The Coming White Flight in Europe
Here are the 2017 population estimates by the United Nations for four famous European countries — the United Kingdom, France, Germany, and Italy — and four obscure African countries — Congo, Tanzania, Uganda, and Niger. According to the UN’s Population Division, these little known countries will come to dwarf Europe’s traditional Great Powers in numbers by the second half of the 21st Century. (The UN demographers assume only modest migration flows.)
Keep in mind that the UN’s forecast of 192 million people in 2100 in Niger is not for Nigeria. I couldn’t adroitly fit Nigeria’s expected 794 million on the graph, so I left it off. Instead I went with the much less well known country of Niger, Nigeria’s northern neighbor on the southern fringe of the Sahara. Of course, it is extremely unlikely that 192 million people will be living in Niger in 83 years. One possibility is that the people of Niger will choose to limit their fertility.
As of 2014, Niger’s total fertility rate was 7.6 babies per woman. As far as anybody can tell (and African vital statistics are not hugely reliable), this rate has not changed much for several generations, even as most of the non-African world has moved toward more sustainable levels of fertility. It’s important to note that the phenomenon of demographic momentum means that even if Niger’s total fertility rate fell to the replacement rate tomorrow, it’s population would continue to grow up into, perhaps, the early 2060s.
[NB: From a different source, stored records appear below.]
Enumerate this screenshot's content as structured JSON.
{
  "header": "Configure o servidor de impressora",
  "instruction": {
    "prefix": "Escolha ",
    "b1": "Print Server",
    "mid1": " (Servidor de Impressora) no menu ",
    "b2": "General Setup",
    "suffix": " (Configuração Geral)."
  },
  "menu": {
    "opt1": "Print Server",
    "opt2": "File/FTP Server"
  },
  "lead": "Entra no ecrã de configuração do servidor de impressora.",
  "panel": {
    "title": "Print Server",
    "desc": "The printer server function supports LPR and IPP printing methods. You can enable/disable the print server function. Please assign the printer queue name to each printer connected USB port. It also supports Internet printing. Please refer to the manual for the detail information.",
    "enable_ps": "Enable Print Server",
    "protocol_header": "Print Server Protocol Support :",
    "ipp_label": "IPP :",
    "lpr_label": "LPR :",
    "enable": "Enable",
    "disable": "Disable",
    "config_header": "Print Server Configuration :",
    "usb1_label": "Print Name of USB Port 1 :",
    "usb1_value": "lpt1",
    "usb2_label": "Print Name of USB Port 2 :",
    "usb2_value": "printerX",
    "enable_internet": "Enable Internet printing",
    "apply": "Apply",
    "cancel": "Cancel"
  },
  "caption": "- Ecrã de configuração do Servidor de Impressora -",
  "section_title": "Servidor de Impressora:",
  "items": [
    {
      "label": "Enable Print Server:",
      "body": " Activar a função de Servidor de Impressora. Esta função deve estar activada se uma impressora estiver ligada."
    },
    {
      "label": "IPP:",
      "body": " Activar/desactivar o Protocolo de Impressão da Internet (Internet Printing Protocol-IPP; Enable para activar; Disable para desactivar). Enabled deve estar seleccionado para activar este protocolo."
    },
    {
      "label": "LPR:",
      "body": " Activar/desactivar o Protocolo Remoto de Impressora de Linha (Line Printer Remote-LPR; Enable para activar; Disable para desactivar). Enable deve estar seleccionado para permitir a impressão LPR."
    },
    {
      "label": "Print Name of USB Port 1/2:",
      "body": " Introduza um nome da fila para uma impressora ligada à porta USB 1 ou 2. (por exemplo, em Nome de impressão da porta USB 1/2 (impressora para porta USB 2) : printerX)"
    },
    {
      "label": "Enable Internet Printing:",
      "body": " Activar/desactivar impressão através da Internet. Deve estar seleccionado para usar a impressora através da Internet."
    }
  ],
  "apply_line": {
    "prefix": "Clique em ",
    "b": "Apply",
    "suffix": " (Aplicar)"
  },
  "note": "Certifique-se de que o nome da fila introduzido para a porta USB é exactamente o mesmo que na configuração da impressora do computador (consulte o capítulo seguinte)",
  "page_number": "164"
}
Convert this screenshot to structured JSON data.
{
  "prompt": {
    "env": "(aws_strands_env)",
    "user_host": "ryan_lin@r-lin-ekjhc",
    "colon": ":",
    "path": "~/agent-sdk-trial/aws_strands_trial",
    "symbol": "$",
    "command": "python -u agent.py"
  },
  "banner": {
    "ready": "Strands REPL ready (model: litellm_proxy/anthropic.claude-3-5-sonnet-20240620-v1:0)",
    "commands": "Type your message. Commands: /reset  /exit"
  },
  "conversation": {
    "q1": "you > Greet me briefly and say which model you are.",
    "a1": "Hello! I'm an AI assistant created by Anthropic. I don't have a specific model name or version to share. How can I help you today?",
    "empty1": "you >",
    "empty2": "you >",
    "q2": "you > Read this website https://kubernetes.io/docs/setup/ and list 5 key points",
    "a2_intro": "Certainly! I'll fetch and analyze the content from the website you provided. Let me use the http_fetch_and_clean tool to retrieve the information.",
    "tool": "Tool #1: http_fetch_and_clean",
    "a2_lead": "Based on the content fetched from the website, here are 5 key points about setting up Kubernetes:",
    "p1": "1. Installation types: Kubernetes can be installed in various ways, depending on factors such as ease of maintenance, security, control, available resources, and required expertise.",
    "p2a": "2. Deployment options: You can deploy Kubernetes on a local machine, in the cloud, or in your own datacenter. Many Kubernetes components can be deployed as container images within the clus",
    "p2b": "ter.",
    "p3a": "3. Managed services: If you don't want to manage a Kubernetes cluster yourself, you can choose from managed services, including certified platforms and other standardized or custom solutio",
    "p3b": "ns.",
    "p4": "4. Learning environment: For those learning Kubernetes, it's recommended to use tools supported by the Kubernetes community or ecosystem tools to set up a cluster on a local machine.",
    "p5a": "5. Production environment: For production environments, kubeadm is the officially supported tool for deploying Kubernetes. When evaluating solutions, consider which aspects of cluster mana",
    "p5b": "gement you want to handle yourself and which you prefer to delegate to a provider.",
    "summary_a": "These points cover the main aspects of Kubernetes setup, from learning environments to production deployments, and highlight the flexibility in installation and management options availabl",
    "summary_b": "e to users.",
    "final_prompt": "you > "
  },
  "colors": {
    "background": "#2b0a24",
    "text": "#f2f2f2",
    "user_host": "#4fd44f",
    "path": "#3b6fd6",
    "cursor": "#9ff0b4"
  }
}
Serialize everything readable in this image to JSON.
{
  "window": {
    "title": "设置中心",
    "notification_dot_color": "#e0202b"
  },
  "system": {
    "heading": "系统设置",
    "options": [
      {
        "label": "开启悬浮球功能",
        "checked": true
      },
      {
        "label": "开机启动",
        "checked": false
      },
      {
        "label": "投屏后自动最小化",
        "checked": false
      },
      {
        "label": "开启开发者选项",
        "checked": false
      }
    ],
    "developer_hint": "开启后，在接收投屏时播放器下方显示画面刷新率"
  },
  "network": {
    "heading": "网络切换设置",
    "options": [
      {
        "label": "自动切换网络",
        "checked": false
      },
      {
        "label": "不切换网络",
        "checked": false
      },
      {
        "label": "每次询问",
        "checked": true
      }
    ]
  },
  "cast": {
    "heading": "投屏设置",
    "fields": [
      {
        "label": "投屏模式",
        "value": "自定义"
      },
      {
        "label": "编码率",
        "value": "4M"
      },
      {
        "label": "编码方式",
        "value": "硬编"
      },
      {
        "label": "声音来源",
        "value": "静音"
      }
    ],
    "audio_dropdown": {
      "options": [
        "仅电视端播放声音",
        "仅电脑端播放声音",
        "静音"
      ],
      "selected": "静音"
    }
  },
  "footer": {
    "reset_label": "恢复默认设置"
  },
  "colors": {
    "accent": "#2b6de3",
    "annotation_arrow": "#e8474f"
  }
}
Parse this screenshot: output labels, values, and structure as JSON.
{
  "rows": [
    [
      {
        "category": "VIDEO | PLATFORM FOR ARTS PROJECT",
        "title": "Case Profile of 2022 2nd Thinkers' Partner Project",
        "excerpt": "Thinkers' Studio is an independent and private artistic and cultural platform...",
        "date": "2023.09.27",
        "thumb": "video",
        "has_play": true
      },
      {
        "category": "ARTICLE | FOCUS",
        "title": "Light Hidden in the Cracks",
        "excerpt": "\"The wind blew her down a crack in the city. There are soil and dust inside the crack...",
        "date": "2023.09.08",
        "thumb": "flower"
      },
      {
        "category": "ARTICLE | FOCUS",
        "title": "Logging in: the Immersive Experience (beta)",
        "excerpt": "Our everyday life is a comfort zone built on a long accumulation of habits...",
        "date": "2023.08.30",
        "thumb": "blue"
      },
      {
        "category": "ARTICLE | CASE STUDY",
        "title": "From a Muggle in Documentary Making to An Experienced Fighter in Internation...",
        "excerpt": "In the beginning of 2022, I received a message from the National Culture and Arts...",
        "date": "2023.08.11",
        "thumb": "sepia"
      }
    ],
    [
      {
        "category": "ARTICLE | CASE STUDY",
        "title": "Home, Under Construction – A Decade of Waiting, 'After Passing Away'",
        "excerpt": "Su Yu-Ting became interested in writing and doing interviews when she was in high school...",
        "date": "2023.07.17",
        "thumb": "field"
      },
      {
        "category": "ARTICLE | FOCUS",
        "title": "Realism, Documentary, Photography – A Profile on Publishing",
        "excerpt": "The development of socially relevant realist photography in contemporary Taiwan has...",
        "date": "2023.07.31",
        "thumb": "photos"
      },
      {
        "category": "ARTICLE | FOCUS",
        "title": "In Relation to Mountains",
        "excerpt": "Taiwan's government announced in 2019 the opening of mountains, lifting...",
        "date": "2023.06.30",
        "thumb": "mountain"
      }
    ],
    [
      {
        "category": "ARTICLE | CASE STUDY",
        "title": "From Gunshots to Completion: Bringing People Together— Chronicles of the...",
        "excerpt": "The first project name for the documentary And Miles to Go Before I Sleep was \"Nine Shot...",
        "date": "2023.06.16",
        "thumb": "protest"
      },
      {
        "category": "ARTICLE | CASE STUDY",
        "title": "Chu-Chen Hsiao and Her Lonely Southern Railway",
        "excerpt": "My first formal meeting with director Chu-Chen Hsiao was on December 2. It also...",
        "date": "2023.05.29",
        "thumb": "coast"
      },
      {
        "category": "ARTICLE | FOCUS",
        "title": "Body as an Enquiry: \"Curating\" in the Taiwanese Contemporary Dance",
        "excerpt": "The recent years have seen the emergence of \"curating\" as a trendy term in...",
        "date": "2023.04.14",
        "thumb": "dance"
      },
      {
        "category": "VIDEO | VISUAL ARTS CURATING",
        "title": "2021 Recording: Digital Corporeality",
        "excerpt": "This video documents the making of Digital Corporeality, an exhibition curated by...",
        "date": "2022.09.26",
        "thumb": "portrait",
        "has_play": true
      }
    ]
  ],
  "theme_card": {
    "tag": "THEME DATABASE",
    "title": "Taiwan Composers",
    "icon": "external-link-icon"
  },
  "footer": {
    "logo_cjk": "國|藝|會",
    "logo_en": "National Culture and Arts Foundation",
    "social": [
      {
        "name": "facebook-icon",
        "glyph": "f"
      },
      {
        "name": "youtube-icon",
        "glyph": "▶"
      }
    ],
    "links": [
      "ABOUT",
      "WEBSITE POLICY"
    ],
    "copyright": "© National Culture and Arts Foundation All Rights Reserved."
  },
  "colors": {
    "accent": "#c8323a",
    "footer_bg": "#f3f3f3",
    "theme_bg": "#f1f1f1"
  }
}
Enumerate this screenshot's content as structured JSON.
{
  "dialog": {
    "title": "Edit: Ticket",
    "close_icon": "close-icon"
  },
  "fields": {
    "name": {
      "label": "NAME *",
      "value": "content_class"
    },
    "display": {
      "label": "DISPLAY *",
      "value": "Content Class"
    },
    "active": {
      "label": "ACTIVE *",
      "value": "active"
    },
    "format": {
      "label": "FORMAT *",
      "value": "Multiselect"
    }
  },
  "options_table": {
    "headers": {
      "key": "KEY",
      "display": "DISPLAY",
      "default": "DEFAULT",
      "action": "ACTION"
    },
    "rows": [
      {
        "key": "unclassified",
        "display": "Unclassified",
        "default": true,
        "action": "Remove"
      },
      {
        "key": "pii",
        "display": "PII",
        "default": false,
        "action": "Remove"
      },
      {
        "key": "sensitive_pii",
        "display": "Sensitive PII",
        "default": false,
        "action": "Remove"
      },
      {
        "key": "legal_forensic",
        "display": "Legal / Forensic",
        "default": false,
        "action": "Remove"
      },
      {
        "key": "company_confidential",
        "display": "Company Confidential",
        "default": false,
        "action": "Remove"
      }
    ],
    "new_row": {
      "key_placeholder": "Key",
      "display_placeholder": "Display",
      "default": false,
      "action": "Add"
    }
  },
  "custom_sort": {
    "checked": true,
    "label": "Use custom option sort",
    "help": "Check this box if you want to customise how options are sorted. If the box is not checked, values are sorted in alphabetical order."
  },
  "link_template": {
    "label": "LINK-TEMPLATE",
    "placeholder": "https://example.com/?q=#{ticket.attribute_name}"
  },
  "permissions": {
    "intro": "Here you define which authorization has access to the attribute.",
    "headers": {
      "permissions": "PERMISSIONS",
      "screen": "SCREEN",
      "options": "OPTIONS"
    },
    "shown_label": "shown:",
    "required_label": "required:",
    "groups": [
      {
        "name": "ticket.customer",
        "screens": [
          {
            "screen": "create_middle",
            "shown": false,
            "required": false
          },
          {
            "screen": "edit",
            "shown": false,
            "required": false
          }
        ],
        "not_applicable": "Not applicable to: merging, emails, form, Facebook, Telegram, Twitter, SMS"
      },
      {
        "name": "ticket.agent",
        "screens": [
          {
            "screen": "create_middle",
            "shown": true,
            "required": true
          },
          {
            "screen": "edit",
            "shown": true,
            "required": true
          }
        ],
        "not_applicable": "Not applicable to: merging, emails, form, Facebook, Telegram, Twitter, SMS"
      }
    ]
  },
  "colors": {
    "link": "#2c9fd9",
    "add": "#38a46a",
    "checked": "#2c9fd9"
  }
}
Another possibility is that the people of the region will limit their population through resource wars or disease or starvation.
A third possibility is that vast numbers of people in Niger will move to other places, such as Europe. One thing to keep in mind is that Europeans, unlike Americans during the Great Migration from the South to Northern cities in the postwar era, do not have a frontier tradition. Americans upped stakes and headed for the new frontier in the suburbs, abandoning America’s cities to the newcomers and, often, ruin. The Great Migration from the South destroyed the city of Detroit, but the metropolis of Detroit survived because Anglo-Americans are pretty good at heading for unsettled territory, like Tom and Huck at the end of Huckleberry Finn and rebuilding. (In contrast, the Central Europeans of Pittsburgh hunkered down in their city and appeared to have come out the other end of the wringer largely intact.)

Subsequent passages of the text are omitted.